Dans ce court entretien, le politologue et essayiste Geoffroy-Julien KOUAO, analyse les ressorts de la dissolution du Parlement et de ses éventuelles conséquences politiques en cas d’échec du Pastef, le parti présidentiel.
Comment comprendre cette dissolution ? La nouvelle administration sénégalaise avait hérité de la majorité du pouvoir qu’elle a battue aux élections…
Geoffroy-Julien KOUAO* : Une double raison juridique et politique explique la dissolution de l’assemblée nationale. D’abord, le président sénégalais a utilisé son pouvoir constitutionnel de dissolution. Ensuite, après son le refus des députés de voter son projet de loi portant suppression de l’assemblée des collectivités locales et du conseil économique et social, le Président Bassirou Diomaye Faye a voulu vaincre politiquement l’opposition des députés hostiles à politique réformatrice. Vous faites bien de le préciser, le Pastef, le parti au pouvoir ne disposait pas de majorité à l’Assemblée nationale.
Était-ce une forme de cohabitation à la sénégalaise ?
Non. Par contre, si à l’issue du scrutin de novembre prochain, l’opposition arrive en tête avec la majorité absolue des sièges, dans cette hypothèse le président Faye se verrait obligé de choisir un opposant pour occuper la primature. Dans ce cas de figure, oui, il y a cohabitation. Le régime politique sénégalais est semi-parlementaire. Le premier ministre est responsable devant le Président de la République et devant l’assemblée nationale. Il ne peut pas gouverner sans majorité confortable.
Pour l’opposition, c’est pour échapper à une motion de censure que le pouvoir a recouru à cet article de la Constitution ? Nous sommes ici dans un vrai régime parlementaire comme vous l’avez toujours souhaité pour la Côte d’Ivoire…
Oui, la constitution sénégalaise instaure la collaboration des pouvoirs et leur responsabilité réciproque. Le président de la République peut dissoudre l’Assemblée nationale, celle-ci peut faire tomber le gouvernement. Au Sénégal, le contrôle de l’action gouvernementale par le parlement est une réalité.
Quelque part le scrutin législatif sénégalais est très particulier. Parce qu’il combine un système proportionnel et majoritaire. Conséquence, les partis doivent former des coalitions pour disposer de majorité confortable… Expliquez-nous.
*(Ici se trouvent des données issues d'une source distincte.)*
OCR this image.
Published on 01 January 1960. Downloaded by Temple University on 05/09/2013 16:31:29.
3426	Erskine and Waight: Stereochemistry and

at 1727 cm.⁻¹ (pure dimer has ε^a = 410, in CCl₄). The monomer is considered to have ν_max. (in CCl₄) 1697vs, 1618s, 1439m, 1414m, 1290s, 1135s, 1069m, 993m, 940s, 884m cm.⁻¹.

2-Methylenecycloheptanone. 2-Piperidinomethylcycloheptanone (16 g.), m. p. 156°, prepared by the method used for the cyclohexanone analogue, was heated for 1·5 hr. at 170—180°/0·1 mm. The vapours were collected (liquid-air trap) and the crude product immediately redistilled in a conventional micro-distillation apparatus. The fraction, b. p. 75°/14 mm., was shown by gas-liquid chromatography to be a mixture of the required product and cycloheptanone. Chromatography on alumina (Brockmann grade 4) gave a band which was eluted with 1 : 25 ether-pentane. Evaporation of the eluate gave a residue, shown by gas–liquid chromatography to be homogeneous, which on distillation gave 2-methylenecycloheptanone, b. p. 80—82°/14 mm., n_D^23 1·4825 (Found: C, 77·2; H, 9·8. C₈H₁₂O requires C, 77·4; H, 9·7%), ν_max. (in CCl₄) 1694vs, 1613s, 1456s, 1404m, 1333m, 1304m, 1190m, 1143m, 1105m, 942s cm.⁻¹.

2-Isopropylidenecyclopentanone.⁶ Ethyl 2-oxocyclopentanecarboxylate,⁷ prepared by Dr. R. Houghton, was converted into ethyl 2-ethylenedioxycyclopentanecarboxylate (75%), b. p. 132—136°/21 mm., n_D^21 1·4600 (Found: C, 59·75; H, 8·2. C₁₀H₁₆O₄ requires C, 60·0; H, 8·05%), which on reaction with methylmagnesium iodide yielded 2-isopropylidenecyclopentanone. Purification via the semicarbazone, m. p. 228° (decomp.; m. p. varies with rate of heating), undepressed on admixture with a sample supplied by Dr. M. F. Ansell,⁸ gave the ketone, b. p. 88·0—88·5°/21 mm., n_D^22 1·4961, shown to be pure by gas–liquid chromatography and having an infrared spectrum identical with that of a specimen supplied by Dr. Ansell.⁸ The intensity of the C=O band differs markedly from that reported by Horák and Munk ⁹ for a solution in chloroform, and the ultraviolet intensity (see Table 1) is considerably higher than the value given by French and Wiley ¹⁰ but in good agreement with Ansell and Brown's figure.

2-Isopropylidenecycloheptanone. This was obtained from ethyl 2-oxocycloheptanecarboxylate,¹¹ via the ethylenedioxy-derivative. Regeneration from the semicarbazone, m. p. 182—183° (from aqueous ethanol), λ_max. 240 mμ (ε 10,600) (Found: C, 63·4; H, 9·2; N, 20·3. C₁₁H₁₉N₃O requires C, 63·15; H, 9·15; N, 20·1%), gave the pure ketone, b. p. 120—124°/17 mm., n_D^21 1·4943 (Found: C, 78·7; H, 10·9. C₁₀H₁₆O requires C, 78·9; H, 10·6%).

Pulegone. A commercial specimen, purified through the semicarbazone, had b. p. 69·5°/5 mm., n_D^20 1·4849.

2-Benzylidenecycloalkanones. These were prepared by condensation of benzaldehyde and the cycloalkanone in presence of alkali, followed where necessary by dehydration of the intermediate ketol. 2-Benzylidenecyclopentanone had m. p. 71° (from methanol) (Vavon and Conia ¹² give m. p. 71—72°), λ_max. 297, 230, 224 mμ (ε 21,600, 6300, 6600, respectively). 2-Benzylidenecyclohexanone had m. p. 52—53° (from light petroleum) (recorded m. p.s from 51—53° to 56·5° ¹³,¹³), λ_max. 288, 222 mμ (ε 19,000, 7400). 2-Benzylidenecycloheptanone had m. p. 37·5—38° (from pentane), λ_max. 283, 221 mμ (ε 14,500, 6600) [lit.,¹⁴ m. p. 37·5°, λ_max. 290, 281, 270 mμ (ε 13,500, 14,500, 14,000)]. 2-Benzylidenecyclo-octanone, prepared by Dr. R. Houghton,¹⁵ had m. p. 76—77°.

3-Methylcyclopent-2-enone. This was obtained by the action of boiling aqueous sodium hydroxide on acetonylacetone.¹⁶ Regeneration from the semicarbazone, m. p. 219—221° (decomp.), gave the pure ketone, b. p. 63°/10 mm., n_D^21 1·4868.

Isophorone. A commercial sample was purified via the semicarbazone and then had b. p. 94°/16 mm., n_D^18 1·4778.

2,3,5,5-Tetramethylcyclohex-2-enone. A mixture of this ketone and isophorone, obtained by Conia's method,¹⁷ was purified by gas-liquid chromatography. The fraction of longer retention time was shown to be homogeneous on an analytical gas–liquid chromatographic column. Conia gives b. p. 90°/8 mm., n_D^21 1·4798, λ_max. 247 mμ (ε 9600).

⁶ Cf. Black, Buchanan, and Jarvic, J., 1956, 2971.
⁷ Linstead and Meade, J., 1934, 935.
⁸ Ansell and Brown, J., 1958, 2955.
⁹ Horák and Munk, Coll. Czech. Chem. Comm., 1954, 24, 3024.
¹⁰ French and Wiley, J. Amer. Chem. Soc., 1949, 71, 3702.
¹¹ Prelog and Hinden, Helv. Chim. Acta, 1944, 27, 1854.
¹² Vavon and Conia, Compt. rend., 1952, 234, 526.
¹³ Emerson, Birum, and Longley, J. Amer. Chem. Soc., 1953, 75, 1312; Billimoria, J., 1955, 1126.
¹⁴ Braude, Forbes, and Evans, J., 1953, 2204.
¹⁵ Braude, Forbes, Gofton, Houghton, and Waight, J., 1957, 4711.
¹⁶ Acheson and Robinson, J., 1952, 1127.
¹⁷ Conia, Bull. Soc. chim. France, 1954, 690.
Oui, et c’est une très bonne chose. Dans une démocratie, on ne gouverne pas seul, mais collégialement. La combinaison du scrutin majoritaire et du scrutin proportionnel est démocratiquement heureuse en ce qu’elle favorise la présence de petits et grands partis au parlement. Pour former le gouvernement, le parti arrivé en tête avec une majorité relative est obligé de former une coalition la plus large possible.
Dissoudre un Parlement est un risque surtout en début de mandat. Il est vrai que l’Exécutif n’avait autre choix. Que risque le nouveau pouvoir sénégalais ?
Le président Diomaye Faye et son premier ministre Ousmane Sonko bénéficient encore de l’état de grâce de la part des sénégalais. Nul doute que les électeurs leur donneront une majorité absolue au parlement en novembre prochain. En cas de défaite du Pastef à ces législatives, ce sera politiquement la fin du quinquennat de Diomaye Faye.
*Dernier essai publié : « Côte d’Ivoire : une démocratie sans démocrates ? La ploutocratie n’est pas la démocratie », les Éditions KARMIT.